Cinsel Taciz ve Tecavüze Karşı Hukuki Yardım Bürosu, 25 Kasım Kadına Yönelik Şiddete Karşı Uluslararası Mücadele Günü dolayısıyla yazılı açıklama yaptı.
Büro, yaptıkları açıklamayla 1997 yılından beri faaliyetlerine devam ettiklerini belirterek, faaliyete geçtikleri tarihten bu yana toplam 849 şiddet başvurusu aldıklarını kaydetti. Açıklamada, başvuruların 48’inin etnik kimliğinin Kürt olduğu vurgulandı.
Türkiye’nin 2005 yılında iç hukukunda yaptığı düzenlemeler ve altına imza attığı uluslararası sözleşmelere rağmen, kadınlar ve trans kadınlara yönelik “resmi şiddet” kullanmaya devam edildiğinin belirtildiği açıklamada şunlar denildi:
“Kadınlar ve trans kadınlar sokakta, ev baskınlarında ve gözaltında devlet kaynaklı şiddet yaşamaya devam ediyorlar.

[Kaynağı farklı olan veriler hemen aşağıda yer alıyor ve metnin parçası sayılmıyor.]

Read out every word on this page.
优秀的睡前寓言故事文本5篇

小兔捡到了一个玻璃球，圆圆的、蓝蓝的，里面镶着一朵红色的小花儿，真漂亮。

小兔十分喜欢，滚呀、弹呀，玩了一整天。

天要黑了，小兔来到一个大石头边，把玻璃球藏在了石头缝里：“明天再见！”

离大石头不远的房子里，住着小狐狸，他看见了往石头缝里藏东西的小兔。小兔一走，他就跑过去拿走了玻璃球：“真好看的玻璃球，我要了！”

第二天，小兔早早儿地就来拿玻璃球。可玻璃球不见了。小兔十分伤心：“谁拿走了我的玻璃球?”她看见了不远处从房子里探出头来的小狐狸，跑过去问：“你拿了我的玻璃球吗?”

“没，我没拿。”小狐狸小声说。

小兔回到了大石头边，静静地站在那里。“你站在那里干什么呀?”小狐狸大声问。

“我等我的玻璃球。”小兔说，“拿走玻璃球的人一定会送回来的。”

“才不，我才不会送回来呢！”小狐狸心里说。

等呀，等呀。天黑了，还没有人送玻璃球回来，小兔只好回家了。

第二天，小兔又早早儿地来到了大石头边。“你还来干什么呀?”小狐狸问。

Devlet dili olabildiğince sertleşmiş durumda. Şiddet özellikle İçişleri Bakanı’nın açıklamalarında görüleceği üzere adeta onaylanıyor ve şiddete devlet diliyle meşruiyet kazandırılıyor. Devlet dili ile topluma yayılan şiddet fikri, uygulamaya geçtiğinde önce kadınları vuruyor”
Açıklamada, 2022 yılı içerisinde büroya 91 başvuru yapıldığına vurgu yapılarak, bu başvurulardan 16’sının trans kadın, 48’inin Kürt, 38’inin Türk, 1’inin Azeri, 1’inin İranlı, 1’inin Roman, 1’inin Suriyeli ve 1’inin Arap kadın olduğuna dikkat çekildi. Başvurulardaki şikayetler ise şöyle tanımlandı: 80 cinsel taciz, 17 çıplak arama, 3 cinsel saldırı
Başvuruculara yönelik işkence yöntemini gerçekleştirenlerin çok büyük bir bölümünün polis, gardiyan, bekçi, fuhuş çetesi olduğunun ifade edildiği açıklamada şunlar ifade edildi:
“Başvurucuların en çok şikayet ettikleri işkence yöntemleri; çıplak şekilde otur-kalk yaptırma, cinsel içerikli küfür, tecavüz tehdidi, uzun saatler aç ve susuz bırakma, uzun saatler ters kelepçeli bırakma, tekme atma, kol burkma, yer yalatma, uzun süre araçta bekletme ve cinsel saldırı”
Açıklamada son olarak kadına yönelik şiddetin artığı dönemde İstanbul Sözleşmesi’nin önemine de değinildi.